Well, I don't have any answers tonight, but I'm comforted by the fact my baby seems to still recognize me, while my daughter has pronounced me "best mommy in the world" (after I let her have the fourth Popsicle of the day). However, I'm determined to figure out a better plan and I'll share it with you as soon as I know what it is.

5 comments:

Anonymous said...

Just keep being the best mother that you can be and make up for it on your down time.

Anonymous said...

Hey, no kid gets through childhood unscathed! Just tell them to send you the bill for the therapy!

Just kidding--you're a great mom and person. Hang in there.

Sua Sponte

Anonymous said...

I'm with you, jurl. Right there in the same boat as you currently, so I feel you 100%. But as you said, our moms worked too and I don't remember being even a little bit bothered or damaged by that fact. I was a latch key kid for 2 or 3 hours a day, every day, for years, starting in second grade, and I still managed to get out of high school, college and law school w/o a complete nervous breakdown, alcoholism, or knocked up. All that came later, of course, when I started being responsible for myself, with nobody else to blame... I'm sure my mom was wracked with guilt about the latch key thing but she never let on if so, and therefore we just thought it was normal. In retrospect my parents were really good and just showing a brave face, and although I know they must have had anxieties and doubts about parenting, working and parenting, and how to get it all done, they never let on that anything was difficult or hectic or hard, and therefore my brother and I just never knew if anything was hard. And damn, my parents were in their TWENTIES throughout my elementary years! Can you imagine? Maybe they were too optimistic and too young to feel the pressure? Or maybe they were just better people and parents than me- which is actually quite likely, in fact. But long story short, I don't feel like I was a damaged kid just b/c my parents both worked. A fact/memory that I cling to when I'm running in the door at 6:45 pm, harried and stressed, in hopes that I will get to spend an hour with my screaming, hungry, tired baby before I put her to bed, while all the while I'm convinced that her 16 month old self is focusing all of her energy on resenting me for being her mother. But in the morning she smiles and hugs me and blows me a kiss, so I hope that, like a puppy, she forgets all the reasons she has to resent me and just loves me unconditionally b/c that's what a baby does. I hope the true resentment phase is at least 3 or 4 years away...

Claudia said...

Sh*t. I can't read your blog today without crying (again) about the fact that my maternity leave will soon come to an end I have to go back to work in a few short weeks. Ugh!

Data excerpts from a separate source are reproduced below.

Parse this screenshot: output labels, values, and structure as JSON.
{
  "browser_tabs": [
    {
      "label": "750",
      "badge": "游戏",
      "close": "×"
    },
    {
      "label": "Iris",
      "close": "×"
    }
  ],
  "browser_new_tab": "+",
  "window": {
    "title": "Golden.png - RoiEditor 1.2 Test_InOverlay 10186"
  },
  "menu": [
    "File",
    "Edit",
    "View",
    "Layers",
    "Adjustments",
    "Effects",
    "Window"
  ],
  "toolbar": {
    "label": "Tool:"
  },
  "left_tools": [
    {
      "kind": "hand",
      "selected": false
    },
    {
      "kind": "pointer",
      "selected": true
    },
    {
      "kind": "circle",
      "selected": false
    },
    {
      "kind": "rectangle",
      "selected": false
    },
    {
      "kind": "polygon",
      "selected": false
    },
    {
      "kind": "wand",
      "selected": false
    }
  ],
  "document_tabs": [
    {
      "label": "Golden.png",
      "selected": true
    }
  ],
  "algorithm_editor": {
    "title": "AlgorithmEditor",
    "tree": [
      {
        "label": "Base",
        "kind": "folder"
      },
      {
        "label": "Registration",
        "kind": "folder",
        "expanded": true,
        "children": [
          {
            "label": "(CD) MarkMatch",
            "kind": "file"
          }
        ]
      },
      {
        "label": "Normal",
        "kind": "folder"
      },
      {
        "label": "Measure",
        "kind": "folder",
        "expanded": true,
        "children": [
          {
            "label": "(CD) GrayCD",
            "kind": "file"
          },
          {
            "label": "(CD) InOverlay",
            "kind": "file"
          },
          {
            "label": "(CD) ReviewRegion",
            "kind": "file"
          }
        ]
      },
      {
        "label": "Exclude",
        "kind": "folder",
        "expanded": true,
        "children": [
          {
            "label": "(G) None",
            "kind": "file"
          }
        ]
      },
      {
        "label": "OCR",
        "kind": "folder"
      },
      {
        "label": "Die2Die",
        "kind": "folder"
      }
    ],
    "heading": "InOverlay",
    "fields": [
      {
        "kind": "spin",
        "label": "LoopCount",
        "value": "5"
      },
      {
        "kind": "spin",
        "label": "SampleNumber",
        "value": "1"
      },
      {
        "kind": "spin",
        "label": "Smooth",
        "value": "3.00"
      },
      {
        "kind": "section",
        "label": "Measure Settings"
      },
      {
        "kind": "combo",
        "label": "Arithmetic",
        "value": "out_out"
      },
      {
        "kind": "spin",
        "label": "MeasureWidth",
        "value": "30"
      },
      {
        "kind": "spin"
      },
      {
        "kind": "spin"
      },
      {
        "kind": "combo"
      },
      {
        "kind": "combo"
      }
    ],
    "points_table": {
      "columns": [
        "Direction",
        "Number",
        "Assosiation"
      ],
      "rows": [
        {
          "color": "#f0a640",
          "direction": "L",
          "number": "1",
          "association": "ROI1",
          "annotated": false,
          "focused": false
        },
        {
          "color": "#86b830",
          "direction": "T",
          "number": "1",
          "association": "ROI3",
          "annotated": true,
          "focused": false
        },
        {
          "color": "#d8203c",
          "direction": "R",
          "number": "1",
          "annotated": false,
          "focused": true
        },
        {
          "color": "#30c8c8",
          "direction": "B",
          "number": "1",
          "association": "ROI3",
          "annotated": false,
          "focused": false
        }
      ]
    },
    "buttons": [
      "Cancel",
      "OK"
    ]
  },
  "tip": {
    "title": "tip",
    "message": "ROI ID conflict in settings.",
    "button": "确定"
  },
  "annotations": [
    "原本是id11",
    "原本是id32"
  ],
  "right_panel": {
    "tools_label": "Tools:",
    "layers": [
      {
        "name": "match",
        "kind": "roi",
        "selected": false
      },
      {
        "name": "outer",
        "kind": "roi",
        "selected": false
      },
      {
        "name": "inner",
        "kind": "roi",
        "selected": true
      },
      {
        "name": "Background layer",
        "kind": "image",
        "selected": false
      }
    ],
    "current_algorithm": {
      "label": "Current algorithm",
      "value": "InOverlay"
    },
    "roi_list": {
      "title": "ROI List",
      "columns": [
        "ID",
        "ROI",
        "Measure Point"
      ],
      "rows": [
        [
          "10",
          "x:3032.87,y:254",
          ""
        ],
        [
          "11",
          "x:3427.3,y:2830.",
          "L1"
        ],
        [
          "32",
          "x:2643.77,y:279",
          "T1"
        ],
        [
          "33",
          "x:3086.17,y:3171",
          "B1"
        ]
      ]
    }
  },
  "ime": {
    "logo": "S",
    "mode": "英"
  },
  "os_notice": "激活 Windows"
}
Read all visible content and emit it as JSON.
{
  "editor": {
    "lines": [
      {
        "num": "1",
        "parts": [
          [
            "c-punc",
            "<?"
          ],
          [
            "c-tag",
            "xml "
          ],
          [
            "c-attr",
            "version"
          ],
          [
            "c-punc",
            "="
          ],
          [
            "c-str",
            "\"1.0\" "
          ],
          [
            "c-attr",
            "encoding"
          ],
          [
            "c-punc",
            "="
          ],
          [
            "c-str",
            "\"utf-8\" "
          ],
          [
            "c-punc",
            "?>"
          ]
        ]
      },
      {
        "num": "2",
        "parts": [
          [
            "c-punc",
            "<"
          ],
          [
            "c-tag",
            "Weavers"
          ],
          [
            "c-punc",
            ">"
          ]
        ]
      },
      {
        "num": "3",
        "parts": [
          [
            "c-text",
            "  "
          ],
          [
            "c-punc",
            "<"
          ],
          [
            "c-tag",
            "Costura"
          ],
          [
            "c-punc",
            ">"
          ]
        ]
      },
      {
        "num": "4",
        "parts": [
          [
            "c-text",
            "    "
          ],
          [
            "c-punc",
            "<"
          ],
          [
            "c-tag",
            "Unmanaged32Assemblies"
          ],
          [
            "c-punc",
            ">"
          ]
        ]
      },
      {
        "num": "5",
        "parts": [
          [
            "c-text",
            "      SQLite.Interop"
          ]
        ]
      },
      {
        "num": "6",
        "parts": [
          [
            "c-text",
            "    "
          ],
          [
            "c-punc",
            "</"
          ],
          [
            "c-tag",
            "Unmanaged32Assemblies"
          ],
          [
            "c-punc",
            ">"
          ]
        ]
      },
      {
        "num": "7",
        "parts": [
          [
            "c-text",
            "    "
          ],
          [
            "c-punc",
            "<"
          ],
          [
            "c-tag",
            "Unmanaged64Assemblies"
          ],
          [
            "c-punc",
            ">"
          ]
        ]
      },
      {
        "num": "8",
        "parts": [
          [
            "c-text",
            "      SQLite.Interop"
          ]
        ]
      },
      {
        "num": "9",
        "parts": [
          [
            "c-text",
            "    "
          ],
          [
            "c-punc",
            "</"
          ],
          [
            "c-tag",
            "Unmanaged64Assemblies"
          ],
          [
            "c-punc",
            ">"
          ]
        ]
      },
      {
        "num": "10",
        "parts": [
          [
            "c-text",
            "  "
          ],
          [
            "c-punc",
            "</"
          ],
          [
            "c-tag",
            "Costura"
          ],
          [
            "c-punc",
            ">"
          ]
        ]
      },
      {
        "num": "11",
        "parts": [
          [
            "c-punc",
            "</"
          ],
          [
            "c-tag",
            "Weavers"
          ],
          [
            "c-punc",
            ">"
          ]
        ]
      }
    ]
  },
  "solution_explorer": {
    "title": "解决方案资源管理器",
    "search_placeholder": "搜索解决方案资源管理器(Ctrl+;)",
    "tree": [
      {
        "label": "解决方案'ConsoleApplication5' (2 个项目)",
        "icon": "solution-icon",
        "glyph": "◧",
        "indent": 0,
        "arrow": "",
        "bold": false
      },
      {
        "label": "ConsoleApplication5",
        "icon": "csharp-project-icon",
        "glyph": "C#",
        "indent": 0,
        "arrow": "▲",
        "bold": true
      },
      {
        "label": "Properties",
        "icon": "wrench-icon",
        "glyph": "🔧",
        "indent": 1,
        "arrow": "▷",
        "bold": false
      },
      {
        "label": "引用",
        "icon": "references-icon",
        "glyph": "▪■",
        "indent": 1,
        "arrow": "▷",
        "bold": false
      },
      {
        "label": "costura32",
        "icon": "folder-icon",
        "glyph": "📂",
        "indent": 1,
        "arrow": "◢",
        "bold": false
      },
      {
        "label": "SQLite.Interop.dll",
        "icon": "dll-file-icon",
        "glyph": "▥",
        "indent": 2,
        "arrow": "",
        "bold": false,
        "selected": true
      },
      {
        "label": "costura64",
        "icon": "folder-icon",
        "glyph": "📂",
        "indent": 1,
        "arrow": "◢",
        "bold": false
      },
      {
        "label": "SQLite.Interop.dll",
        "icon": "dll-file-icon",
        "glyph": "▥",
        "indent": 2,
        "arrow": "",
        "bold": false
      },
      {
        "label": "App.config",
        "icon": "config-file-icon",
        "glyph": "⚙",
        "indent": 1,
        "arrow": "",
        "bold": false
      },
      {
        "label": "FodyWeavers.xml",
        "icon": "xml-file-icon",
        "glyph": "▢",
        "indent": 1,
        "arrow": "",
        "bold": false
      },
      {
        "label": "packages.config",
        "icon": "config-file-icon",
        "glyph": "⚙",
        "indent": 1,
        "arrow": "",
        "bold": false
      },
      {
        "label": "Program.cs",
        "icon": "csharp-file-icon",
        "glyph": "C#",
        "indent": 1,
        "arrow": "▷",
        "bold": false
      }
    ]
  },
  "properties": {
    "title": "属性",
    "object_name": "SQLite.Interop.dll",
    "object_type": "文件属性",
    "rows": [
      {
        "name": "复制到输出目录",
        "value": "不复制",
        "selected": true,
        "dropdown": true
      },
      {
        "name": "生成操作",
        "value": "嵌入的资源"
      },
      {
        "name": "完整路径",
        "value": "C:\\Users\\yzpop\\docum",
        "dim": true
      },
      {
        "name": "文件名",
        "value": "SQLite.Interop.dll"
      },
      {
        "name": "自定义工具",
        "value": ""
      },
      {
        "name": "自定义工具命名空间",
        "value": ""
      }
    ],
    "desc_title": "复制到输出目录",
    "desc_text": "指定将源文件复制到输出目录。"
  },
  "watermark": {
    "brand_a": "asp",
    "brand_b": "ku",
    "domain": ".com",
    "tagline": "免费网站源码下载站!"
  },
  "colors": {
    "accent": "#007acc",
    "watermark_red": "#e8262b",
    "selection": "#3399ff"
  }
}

Angie @ KEEP BELIEVING said...

New to your blog. What a dilemna. I am blessed to be able to stay home for NOW! It was a sacrafice (and a huge financial one, mind you) that hubby and I discussed would last until both boys are in school full time. I have 1-1/2 more years left. Never regretted my decision (well, not NEVER. I do miss vacations, nice restaurants and being able to afford nights out with babysitters at home, but that will come again) even though we are still earning LESS than we did 7 years ago when we had dual income.

As for the rest of your blog. TOO FUNNY! You made me laugh out loud at your reasons to watch dancing with the stars. And Zima?? - do they still make that?